Naturalization, [26 December] 1794
Naturalization
[26 December 1794]
On 15 December JM reported the bill to amend the Naturalization Act of 1790, which the Committee of the Whole took up on 22 December. Dexter objected to “the facility with which foreign agents may become citizens, and thereby save the tonnage on their vessels.” He moved to amend the bill “with a proviso that those who will renounce all foreign allegiance forever, and those who declare on oath their intentions of becoming citizens of the United States, shall pay no more tonnage for the time until they become citizens than persons naturalized.” JM, “instead of making exceptions in favour of the owners of ships, thought, that if any power at all was to be exerted by the Legislature of the Union, it ought rather to influence commerce, and prevent injury being done in that channel. The present clause did not belong, in his opinion, to the present subject, but to commercial regulations” (Philadelphia Gazette, 23 Dec. 1794). Dexter withdrew his motion. On 26 December Giles moved an amendment requiring that a prospective citizen’s character witnesses be “attached to a Republican form of government.” After debate Giles altered his amendment to read “attached to the principles of the government of the United States.”
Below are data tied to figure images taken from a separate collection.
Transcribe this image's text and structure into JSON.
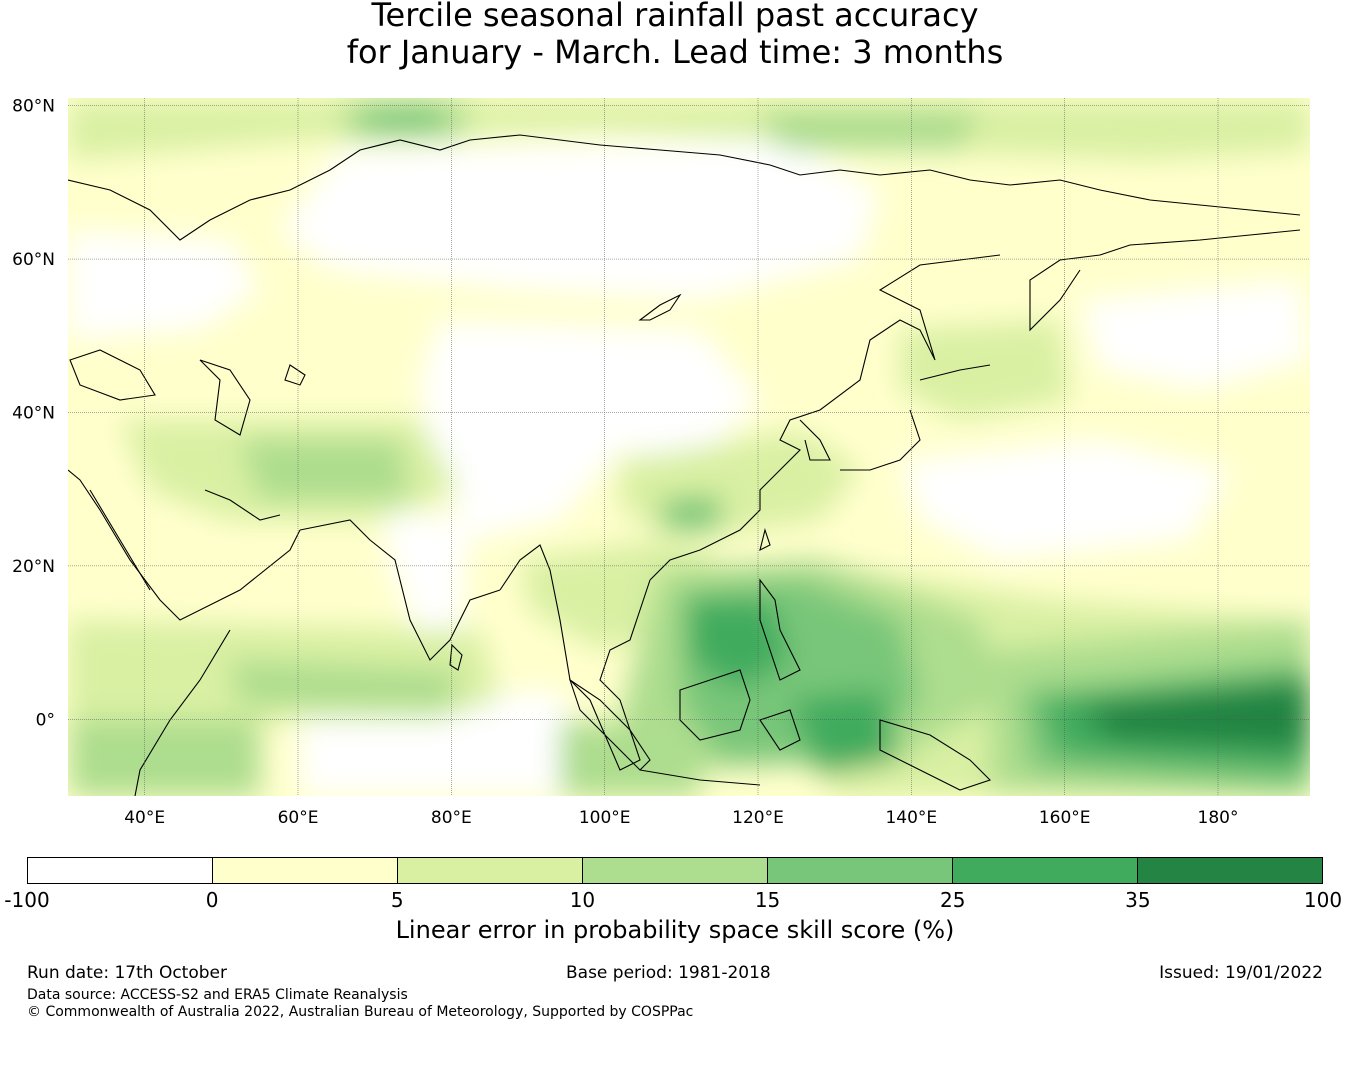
{
  "title": {
    "line1": "Tercile seasonal rainfall past accuracy",
    "line2": "for January - March. Lead time: 3 months"
  },
  "map": {
    "lon_range": [
      30,
      192
    ],
    "lat_range": [
      -10,
      81
    ],
    "lat_ticks": [
      {
        "value": 80,
        "label": "80°N"
      },
      {
        "value": 60,
        "label": "60°N"
      },
      {
        "value": 40,
        "label": "40°N"
      },
      {
        "value": 20,
        "label": "20°N"
      },
      {
        "value": 0,
        "label": "0°"
      }
    ],
    "lon_ticks": [
      {
        "value": 40,
        "label": "40°E"
      },
      {
        "value": 60,
        "label": "60°E"
      },
      {
        "value": 80,
        "label": "80°E"
      },
      {
        "value": 100,
        "label": "100°E"
      },
      {
        "value": 120,
        "label": "120°E"
      },
      {
        "value": 140,
        "label": "140°E"
      },
      {
        "value": 160,
        "label": "160°E"
      },
      {
        "value": 180,
        "label": "180°"
      }
    ],
    "gridlines": true,
    "field_colors": [
      "#ffffff",
      "#ffffcc",
      "#d9f0a3",
      "#addd8e",
      "#78c679",
      "#41ab5d",
      "#238443"
    ]
  },
  "colorbar": {
    "bounds": [
      "-100",
      "0",
      "5",
      "10",
      "15",
      "25",
      "35",
      "100"
    ],
    "colors": [
      "#ffffff",
      "#ffffcc",
      "#d9f0a3",
      "#addd8e",
      "#78c679",
      "#41ab5d",
      "#238443"
    ],
    "label": "Linear error in probability space skill score (%)"
  },
  "footer": {
    "run_date": "Run date: 17th October",
    "base_period": "Base period: 1981-2018",
    "issued": "Issued: 19/01/2022",
    "data_source": "Data source: ACCESS-S2 and ERA5 Climate Reanalysis",
    "copyright": "© Commonwealth of Australia 2022, Australian Bureau of Meteorology, Supported by COSPPac"
  }
}
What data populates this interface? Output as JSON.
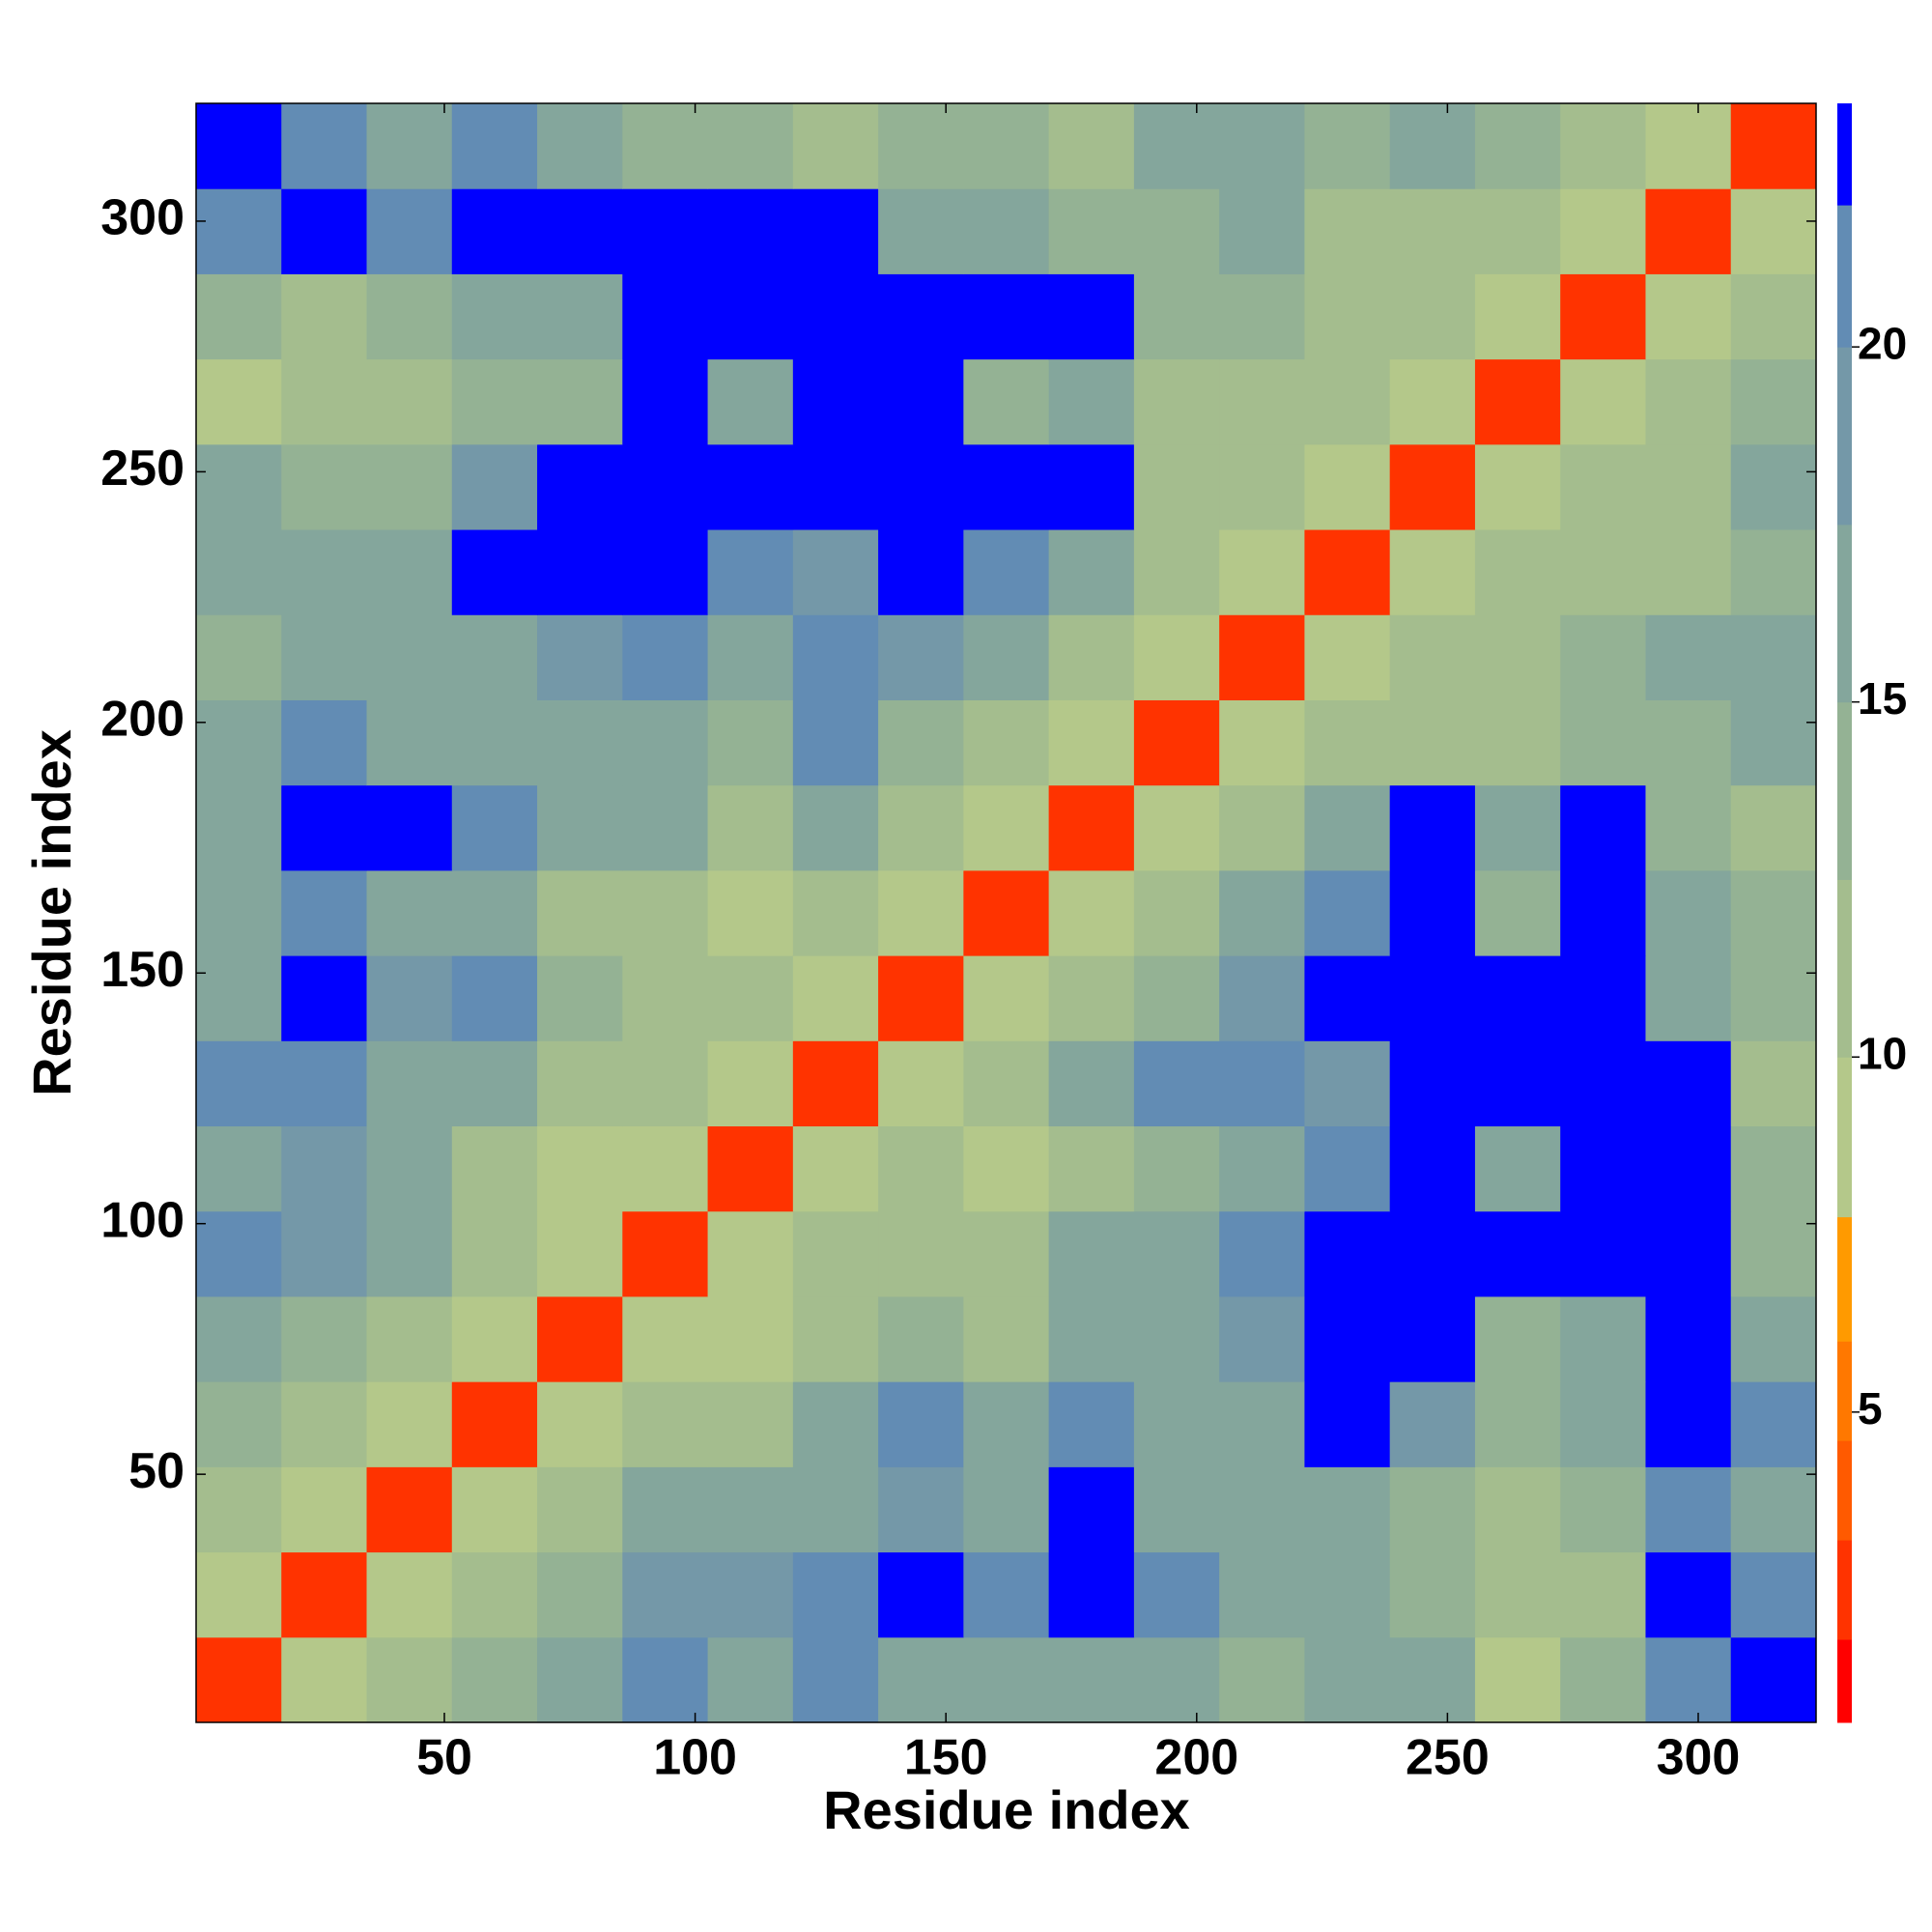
{
  "chart_data": {
    "type": "heatmap",
    "x_label": "Residue index",
    "y_label": "Residue index",
    "xlim": [
      0.5,
      323.5
    ],
    "ylim": [
      0.5,
      323.5
    ],
    "xticks": [
      50,
      100,
      150,
      200,
      250,
      300
    ],
    "yticks": [
      50,
      100,
      150,
      200,
      250,
      300
    ],
    "x_bins": [
      0.5,
      17.5,
      34.5,
      51.5,
      68.5,
      85.5,
      102.5,
      119.5,
      136.5,
      153.5,
      170.5,
      187.5,
      204.5,
      221.5,
      238.5,
      255.5,
      272.5,
      289.5,
      306.5,
      323.5
    ],
    "y_bins": [
      0.5,
      17.5,
      34.5,
      51.5,
      68.5,
      85.5,
      102.5,
      119.5,
      136.5,
      153.5,
      170.5,
      187.5,
      204.5,
      221.5,
      238.5,
      255.5,
      272.5,
      289.5,
      306.5,
      323.5
    ],
    "z": [
      [
        3,
        9,
        12,
        14,
        15,
        21,
        15,
        20,
        16,
        15,
        16,
        17,
        14,
        15,
        17,
        8,
        13,
        21,
        23
      ],
      [
        9,
        3,
        9,
        12,
        14,
        19,
        19,
        21,
        22,
        21,
        22,
        21,
        15,
        17,
        13,
        10,
        12,
        22,
        20
      ],
      [
        12,
        9,
        3,
        8,
        11,
        15,
        15,
        17,
        19,
        16,
        22,
        16,
        15,
        16,
        14,
        12,
        13,
        21,
        17
      ],
      [
        14,
        12,
        8,
        3,
        8,
        12,
        11,
        15,
        20,
        16,
        21,
        17,
        17,
        22,
        18,
        14,
        15,
        22,
        20
      ],
      [
        15,
        14,
        11,
        8,
        3,
        8,
        9,
        12,
        14,
        12,
        17,
        16,
        18,
        22,
        22,
        14,
        15,
        22,
        16
      ],
      [
        21,
        19,
        15,
        12,
        8,
        3,
        8,
        10,
        11,
        10,
        16,
        17,
        21,
        22,
        22,
        22,
        22,
        22,
        14
      ],
      [
        15,
        19,
        15,
        11,
        9,
        8,
        3,
        8,
        10,
        8,
        12,
        13,
        15,
        21,
        22,
        15,
        22,
        22,
        14
      ],
      [
        20,
        21,
        17,
        15,
        12,
        10,
        8,
        3,
        8,
        11,
        15,
        21,
        20,
        19,
        22,
        22,
        22,
        22,
        12
      ],
      [
        16,
        22,
        19,
        20,
        14,
        11,
        10,
        8,
        3,
        8,
        10,
        14,
        19,
        22,
        22,
        22,
        22,
        17,
        13
      ],
      [
        15,
        21,
        16,
        16,
        12,
        10,
        8,
        11,
        8,
        3,
        8,
        10,
        15,
        21,
        22,
        14,
        22,
        17,
        13
      ],
      [
        16,
        22,
        22,
        21,
        17,
        16,
        12,
        15,
        10,
        8,
        3,
        8,
        12,
        16,
        22,
        17,
        22,
        14,
        12
      ],
      [
        17,
        21,
        16,
        17,
        16,
        17,
        13,
        21,
        14,
        10,
        8,
        3,
        8,
        11,
        12,
        11,
        14,
        13,
        15
      ],
      [
        14,
        15,
        15,
        17,
        18,
        21,
        15,
        20,
        19,
        15,
        12,
        8,
        3,
        8,
        11,
        10,
        14,
        16,
        17
      ],
      [
        15,
        17,
        16,
        22,
        22,
        22,
        21,
        19,
        22,
        21,
        16,
        11,
        8,
        3,
        8,
        10,
        12,
        10,
        14
      ],
      [
        17,
        13,
        14,
        18,
        22,
        22,
        22,
        22,
        22,
        22,
        22,
        12,
        11,
        8,
        3,
        8,
        10,
        11,
        15
      ],
      [
        8,
        10,
        12,
        14,
        14,
        22,
        15,
        22,
        22,
        14,
        17,
        11,
        10,
        10,
        8,
        3,
        8,
        10,
        13
      ],
      [
        13,
        12,
        13,
        15,
        15,
        22,
        22,
        22,
        22,
        22,
        22,
        14,
        14,
        12,
        10,
        8,
        3,
        8,
        11
      ],
      [
        21,
        22,
        21,
        22,
        22,
        22,
        22,
        22,
        17,
        17,
        14,
        13,
        16,
        10,
        11,
        10,
        8,
        3,
        8
      ],
      [
        23,
        20,
        17,
        20,
        16,
        14,
        14,
        12,
        13,
        13,
        12,
        15,
        17,
        14,
        15,
        13,
        11,
        8,
        3
      ]
    ],
    "zlim": [
      0.63,
      23.43
    ],
    "zticks": [
      5,
      10,
      15,
      20
    ],
    "levels": [
      0.63,
      1.8,
      3.2,
      4.6,
      6.0,
      7.75,
      10,
      12.5,
      15,
      17.5,
      20,
      22,
      23.43
    ],
    "level_colors": [
      "#ff0000",
      "#ff3300",
      "#ff5a00",
      "#ff7800",
      "#ff9a00",
      "#b4c88a",
      "#a4bd8e",
      "#94b294",
      "#84a69c",
      "#7498a8",
      "#628cb4",
      "#0000ff"
    ]
  }
}
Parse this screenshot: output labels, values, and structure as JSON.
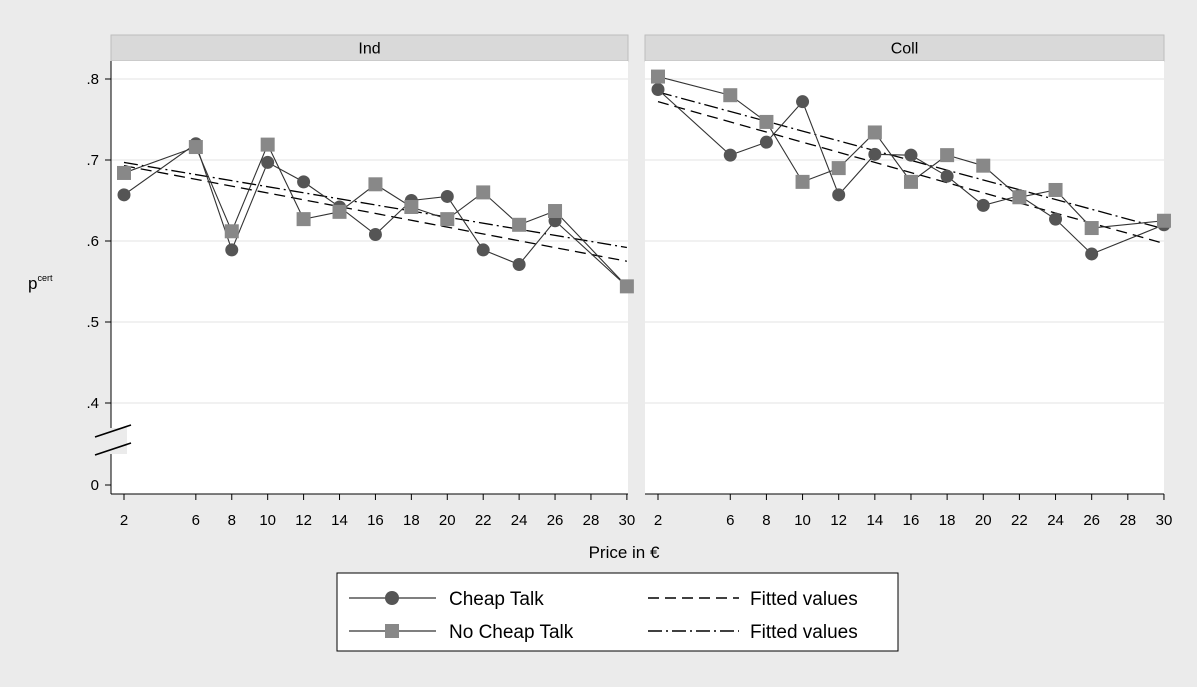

Mr. Madison was of opinion that the word was well enough understood to signify a free Representative Government, deriving its authority from the people, and calculated for their benefit; and thus far the amendment of his colleague was sufficiently proper. Mr. Madison doubted whether he himself should however vote for the clause thus amended. It would perhaps be very difficult for many citizens to find two reputable witnesses, who could swear to the purity of their principles for three years back. Many useful and virtuous members of the community may be thrown into the greatest difficulties by such a procedure. In three years time a person may have shifted his residence from one end of the continent to the other. How then was he to find evidence of his behaviour during such a length of time? But he objected to both amendments on a different ground. It was hard to make a man swear that he preferred the Constitution of the United States, or to give any general opinion, because he may, in his own private judgment think monarchy or aristocracy better, and yet be honestly determined to support this government as he finds it.
Philadelphia Gazette, 27 Dec. 1794 (reprinted in Dunlap and Claypoole’s Am. Daily Advertiser, 31 Dec. 1794). After further debate, the committee revised and approved Giles’s amendment.